I'm Just Not Sure Anymore
Literally, right now while typing I am becoming extremely emotional because I have been holding a lot of thoughts and things inside. One, because I am a very honest person and sometimes my words don't come out the way I intended them too. Two, because a small piece of me is afraid. Honestly I have one friend I can talk to on the regular basis and express my true feelings and she gets it every time. I'm 34 and I am still that woman who stands in a room full of people who love her and I feel completely out of place. (I'm not depressed or suicidal) But have you ever loved something or someone hell, so much that you see all of the greatest it brings to your life. But because your mind and your heart are so filled with hurt from the past and ideals from the world that you tell yourself, "It's not enough." Not to mention the thought process that what it's offerings you, you can actually get more for your buck somewhere else? This is me right now! I have several things in my life (People and a job) that I love with everything in me. But I feel like what I am getting from it all isn't much and I could find it in another job, new friends and so on, who in my mind I wouldn't have to beg to give me what I feel like I am owed. Not on some full of pride type Ish but on some I DESERVE IT and your SHOULD know it, type Ish.
Maybe you are like... What the hell are you talking about? if you have not figured out what I'm talking about?

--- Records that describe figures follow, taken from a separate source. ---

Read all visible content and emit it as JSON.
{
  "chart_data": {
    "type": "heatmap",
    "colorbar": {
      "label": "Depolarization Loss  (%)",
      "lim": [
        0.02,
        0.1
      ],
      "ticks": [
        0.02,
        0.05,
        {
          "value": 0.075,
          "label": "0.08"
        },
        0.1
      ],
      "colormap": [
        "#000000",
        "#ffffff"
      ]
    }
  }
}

I'm talking about SECURITY!!! I just for once in my life want to be secure in something besides God and myself. I want to know that your word is your bond. I want to be secure in knowing that I am just as important in your life as you are in mine. I want to for once in my life be secure that the people in my life are willing to run the miles I am willing to fun for them. I want to for once in my life be able to depend on someone (outside of God and my mom) and not have to worry about their intentions or what I need to payback. For once in my life I want someone who is just as dedicated to me as I am to them. I want to for once in my life not have to work so hard to reach a goal that could have taken me less time if someone cared enough to just say (without me asking or begging), "Let me help you!" I just for once in my life want someone to step up without me knowing or asking or begging or implying. I JUST FOR ONCE IN MY LIFE WANT TO BE ABLE TO CONTINUE TO HAVE FAITH IN POEPLE!! Right now, I'm not sure anymore.
I'm just not sure anymore! That scares me. Not the ideal of being alone (I have no problem with that) but the fear of not having people in my life that I can completely put my trust in. I just want more! Not just financial! I just want real genuine people in my life. Willing to stand with me against the enemy. Because right now, I'm tired of being the one everyone calls for prayer and motivation, depends on for security and loyalty. I'm just not sure anymore about anything but God! But what I am sure that he has me right where he wants me.